If we are considering a system, like a paramagnet, above its critical temperature $T_c$ we can statistically describe it using a canonical ensemble: $$ \langle A \rangle = Tr\left[ \rho A \right]; \quad \rho = \frac{e^{-\beta H}}{Tr\; e^{-\beta H}}. $$ Let us further suppose that system obeys rotational $SO(3)$ symmetry. Now, the expectation value (and correlation functions in general) should also obey this symmetry. This can be easily seen if we denote arbitrary rotation operator by $U$: $$ [\rho, U] = 0 \implies \langle U A U^{\dagger}\rangle = Tr\left[ \rho U A U^{\dagger} \right] = Tr\left[ U^{\dagger} \rho U A \right] = Tr\left[ \rho A \right] = \langle A \rangle , $$ where we used the cyclic property of trace and the fact that density matrix commutes with rotation operator.

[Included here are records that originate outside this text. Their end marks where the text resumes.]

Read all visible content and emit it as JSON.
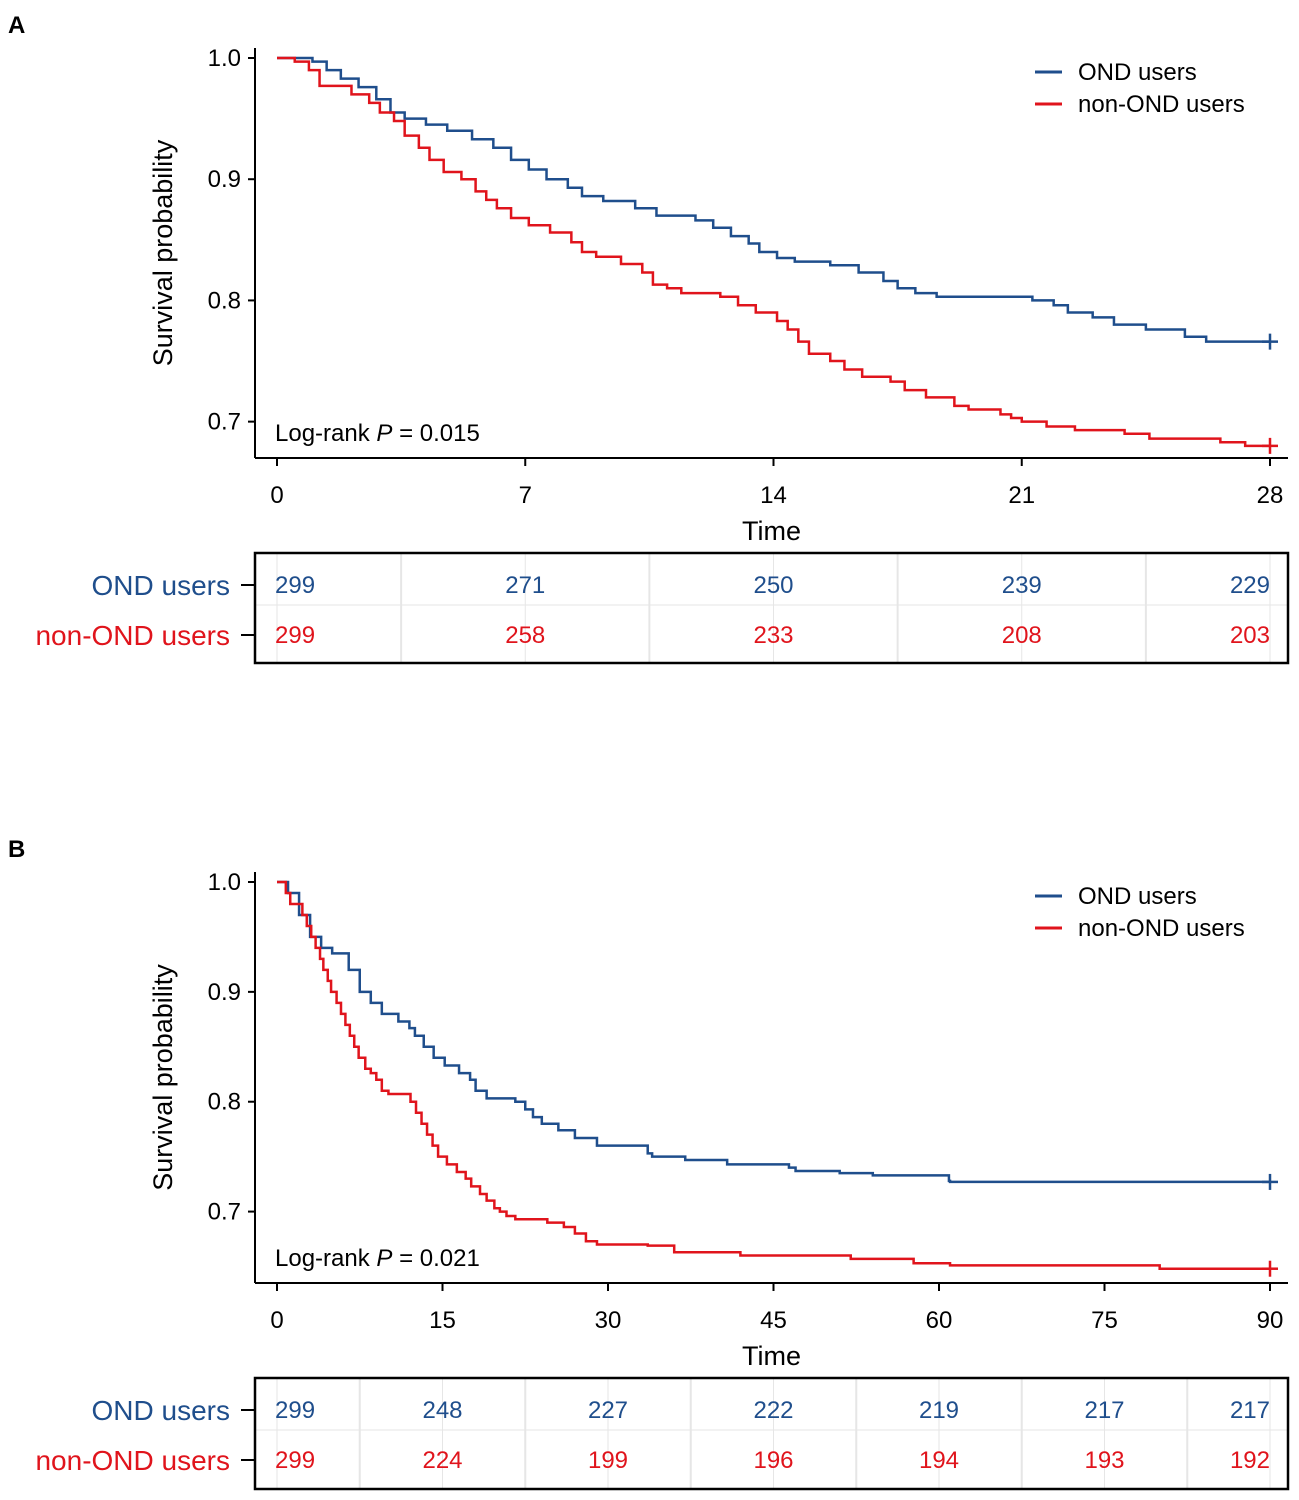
{
  "colors": {
    "ond": "#1f4e8c",
    "non_ond": "#e0141c",
    "axis": "#000000",
    "grid": "#e6e6e6"
  },
  "chart_data": [
    {
      "panel": "A",
      "type": "line",
      "xlabel": "Time",
      "ylabel": "Survival probability",
      "xlim": [
        0,
        28
      ],
      "ylim": [
        0.67,
        1.0
      ],
      "x_ticks": [
        0,
        7,
        14,
        21,
        28
      ],
      "x_tick_labels": [
        "0",
        "7",
        "14",
        "21",
        "28"
      ],
      "y_ticks": [
        0.7,
        0.8,
        0.9,
        1.0
      ],
      "y_tick_labels": [
        "0.7",
        "0.8",
        "0.9",
        "1.0"
      ],
      "annotation": {
        "prefix": "Log-rank",
        "p_symbol": "P",
        "value": " = 0.015"
      },
      "legend": {
        "position": "top-right"
      },
      "series": [
        {
          "name": "OND users",
          "color": "#1f4e8c",
          "steps": [
            [
              0,
              1.0
            ],
            [
              0.6,
              1.0
            ],
            [
              1.0,
              0.997
            ],
            [
              1.4,
              0.99
            ],
            [
              1.8,
              0.983
            ],
            [
              2.3,
              0.976
            ],
            [
              2.8,
              0.966
            ],
            [
              3.2,
              0.955
            ],
            [
              3.6,
              0.95
            ],
            [
              4.2,
              0.945
            ],
            [
              4.8,
              0.94
            ],
            [
              5.5,
              0.933
            ],
            [
              6.1,
              0.926
            ],
            [
              6.6,
              0.916
            ],
            [
              7.1,
              0.908
            ],
            [
              7.6,
              0.9
            ],
            [
              8.2,
              0.893
            ],
            [
              8.6,
              0.886
            ],
            [
              9.2,
              0.882
            ],
            [
              10.1,
              0.876
            ],
            [
              10.7,
              0.87
            ],
            [
              11.8,
              0.866
            ],
            [
              12.3,
              0.86
            ],
            [
              12.8,
              0.853
            ],
            [
              13.3,
              0.847
            ],
            [
              13.6,
              0.84
            ],
            [
              14.1,
              0.835
            ],
            [
              14.6,
              0.832
            ],
            [
              15.6,
              0.829
            ],
            [
              16.4,
              0.823
            ],
            [
              17.1,
              0.816
            ],
            [
              17.5,
              0.81
            ],
            [
              18.0,
              0.806
            ],
            [
              18.6,
              0.803
            ],
            [
              20.8,
              0.803
            ],
            [
              21.3,
              0.8
            ],
            [
              21.9,
              0.796
            ],
            [
              22.3,
              0.79
            ],
            [
              23.0,
              0.786
            ],
            [
              23.6,
              0.78
            ],
            [
              24.5,
              0.776
            ],
            [
              25.6,
              0.77
            ],
            [
              26.2,
              0.766
            ],
            [
              28,
              0.766
            ]
          ],
          "censor": [
            [
              28,
              0.766
            ]
          ]
        },
        {
          "name": "non-OND users",
          "color": "#e0141c",
          "steps": [
            [
              0,
              1.0
            ],
            [
              0.5,
              0.997
            ],
            [
              0.9,
              0.99
            ],
            [
              1.2,
              0.977
            ],
            [
              2.1,
              0.97
            ],
            [
              2.6,
              0.963
            ],
            [
              2.9,
              0.955
            ],
            [
              3.3,
              0.948
            ],
            [
              3.6,
              0.936
            ],
            [
              4.0,
              0.926
            ],
            [
              4.3,
              0.916
            ],
            [
              4.7,
              0.906
            ],
            [
              5.2,
              0.9
            ],
            [
              5.6,
              0.89
            ],
            [
              5.9,
              0.883
            ],
            [
              6.2,
              0.876
            ],
            [
              6.6,
              0.868
            ],
            [
              7.1,
              0.862
            ],
            [
              7.7,
              0.856
            ],
            [
              8.3,
              0.848
            ],
            [
              8.6,
              0.84
            ],
            [
              9.0,
              0.836
            ],
            [
              9.7,
              0.83
            ],
            [
              10.3,
              0.823
            ],
            [
              10.6,
              0.813
            ],
            [
              11.0,
              0.81
            ],
            [
              11.4,
              0.806
            ],
            [
              12.5,
              0.803
            ],
            [
              13.0,
              0.796
            ],
            [
              13.5,
              0.79
            ],
            [
              14.1,
              0.783
            ],
            [
              14.4,
              0.776
            ],
            [
              14.7,
              0.766
            ],
            [
              15.0,
              0.756
            ],
            [
              15.6,
              0.75
            ],
            [
              16.0,
              0.743
            ],
            [
              16.5,
              0.737
            ],
            [
              17.3,
              0.733
            ],
            [
              17.7,
              0.726
            ],
            [
              18.3,
              0.72
            ],
            [
              19.1,
              0.713
            ],
            [
              19.5,
              0.71
            ],
            [
              20.4,
              0.706
            ],
            [
              20.7,
              0.703
            ],
            [
              21.0,
              0.7
            ],
            [
              21.7,
              0.696
            ],
            [
              22.5,
              0.693
            ],
            [
              23.9,
              0.69
            ],
            [
              24.6,
              0.686
            ],
            [
              26.6,
              0.683
            ],
            [
              27.3,
              0.68
            ],
            [
              28,
              0.68
            ]
          ],
          "censor": [
            [
              28,
              0.68
            ]
          ]
        }
      ],
      "risk_table": {
        "times": [
          0,
          7,
          14,
          21,
          28
        ],
        "rows": [
          {
            "label": "OND users",
            "color": "#1f4e8c",
            "values": [
              "299",
              "271",
              "250",
              "239",
              "229"
            ]
          },
          {
            "label": "non-OND users",
            "color": "#e0141c",
            "values": [
              "299",
              "258",
              "233",
              "208",
              "203"
            ]
          }
        ]
      }
    },
    {
      "panel": "B",
      "type": "line",
      "xlabel": "Time",
      "ylabel": "Survival probability",
      "xlim": [
        0,
        90
      ],
      "ylim": [
        0.635,
        1.0
      ],
      "x_ticks": [
        0,
        15,
        30,
        45,
        60,
        75,
        90
      ],
      "x_tick_labels": [
        "0",
        "15",
        "30",
        "45",
        "60",
        "75",
        "90"
      ],
      "y_ticks": [
        0.7,
        0.8,
        0.9,
        1.0
      ],
      "y_tick_labels": [
        "0.7",
        "0.8",
        "0.9",
        "1.0"
      ],
      "annotation": {
        "prefix": "Log-rank",
        "p_symbol": "P",
        "value": " = 0.021"
      },
      "legend": {
        "position": "top-right"
      },
      "series": [
        {
          "name": "OND users",
          "color": "#1f4e8c",
          "steps": [
            [
              0,
              1.0
            ],
            [
              1.0,
              0.99
            ],
            [
              2.0,
              0.97
            ],
            [
              3.0,
              0.95
            ],
            [
              4.0,
              0.94
            ],
            [
              5.0,
              0.935
            ],
            [
              6.5,
              0.92
            ],
            [
              7.5,
              0.9
            ],
            [
              8.5,
              0.89
            ],
            [
              9.5,
              0.88
            ],
            [
              11,
              0.873
            ],
            [
              12,
              0.867
            ],
            [
              12.5,
              0.86
            ],
            [
              13.3,
              0.85
            ],
            [
              14.2,
              0.84
            ],
            [
              15.2,
              0.833
            ],
            [
              16.5,
              0.826
            ],
            [
              17.5,
              0.82
            ],
            [
              18,
              0.81
            ],
            [
              19,
              0.803
            ],
            [
              21.6,
              0.8
            ],
            [
              22.5,
              0.793
            ],
            [
              23.2,
              0.786
            ],
            [
              24,
              0.78
            ],
            [
              25.5,
              0.774
            ],
            [
              27,
              0.767
            ],
            [
              29,
              0.76
            ],
            [
              33.6,
              0.753
            ],
            [
              34,
              0.75
            ],
            [
              37,
              0.747
            ],
            [
              40.8,
              0.743
            ],
            [
              46.4,
              0.74
            ],
            [
              47,
              0.737
            ],
            [
              51,
              0.735
            ],
            [
              54,
              0.733
            ],
            [
              60.9,
              0.728
            ],
            [
              61,
              0.727
            ],
            [
              90,
              0.727
            ]
          ],
          "censor": [
            [
              90,
              0.727
            ]
          ]
        },
        {
          "name": "non-OND users",
          "color": "#e0141c",
          "steps": [
            [
              0,
              1.0
            ],
            [
              0.8,
              0.99
            ],
            [
              1.2,
              0.98
            ],
            [
              2.3,
              0.97
            ],
            [
              2.7,
              0.96
            ],
            [
              3.1,
              0.95
            ],
            [
              3.5,
              0.94
            ],
            [
              3.9,
              0.93
            ],
            [
              4.2,
              0.92
            ],
            [
              4.6,
              0.91
            ],
            [
              4.9,
              0.9
            ],
            [
              5.4,
              0.89
            ],
            [
              5.8,
              0.88
            ],
            [
              6.2,
              0.87
            ],
            [
              6.6,
              0.86
            ],
            [
              7.0,
              0.85
            ],
            [
              7.4,
              0.84
            ],
            [
              8.0,
              0.83
            ],
            [
              8.5,
              0.826
            ],
            [
              9.0,
              0.82
            ],
            [
              9.5,
              0.81
            ],
            [
              10.1,
              0.807
            ],
            [
              12.1,
              0.8
            ],
            [
              12.6,
              0.79
            ],
            [
              13.1,
              0.78
            ],
            [
              13.6,
              0.77
            ],
            [
              14.1,
              0.76
            ],
            [
              14.6,
              0.75
            ],
            [
              15.4,
              0.743
            ],
            [
              16.3,
              0.736
            ],
            [
              17.1,
              0.73
            ],
            [
              17.6,
              0.723
            ],
            [
              18.4,
              0.716
            ],
            [
              19.0,
              0.71
            ],
            [
              19.7,
              0.703
            ],
            [
              20.2,
              0.7
            ],
            [
              20.8,
              0.696
            ],
            [
              21.6,
              0.693
            ],
            [
              24.5,
              0.69
            ],
            [
              26,
              0.686
            ],
            [
              27,
              0.68
            ],
            [
              28,
              0.673
            ],
            [
              29,
              0.67
            ],
            [
              33.6,
              0.669
            ],
            [
              36,
              0.663
            ],
            [
              42,
              0.66
            ],
            [
              52,
              0.657
            ],
            [
              57.7,
              0.653
            ],
            [
              61,
              0.651
            ],
            [
              80,
              0.648
            ],
            [
              90,
              0.648
            ]
          ],
          "censor": [
            [
              90,
              0.648
            ]
          ]
        }
      ],
      "risk_table": {
        "times": [
          0,
          15,
          30,
          45,
          60,
          75,
          90
        ],
        "rows": [
          {
            "label": "OND users",
            "color": "#1f4e8c",
            "values": [
              "299",
              "248",
              "227",
              "222",
              "219",
              "217",
              "217"
            ]
          },
          {
            "label": "non-OND users",
            "color": "#e0141c",
            "values": [
              "299",
              "224",
              "199",
              "196",
              "194",
              "193",
              "192"
            ]
          }
        ]
      }
    }
  ]
}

However, if we lower the temperature below the critical temperature $T_c$, the system transitions in the ferromagnetic phase, and the $SO(3)$ symmetry is broken. Even though the Hamiltonian still possesses the $SO(3)$ symmetry, the procedure we conducted above cannot be repeated, since we know that it is not true for magnetization (for example) $$ \langle U M U^{\dagger}\rangle \neq \langle M\rangle. $$ This means that the density matrix in the ferromagnetic (ordered) state is not determined by $$ \rho = \frac{e^{-\beta H}}{Tr\; e^{-\beta H}} $$ How do we then do the statistical physics in the ordered (like ferromagnet) phase? What density matrix should we use? Does that mean that straightforward canonical ensemble does not apply?
From this, we can conclude that ergodicity does not hold anymore.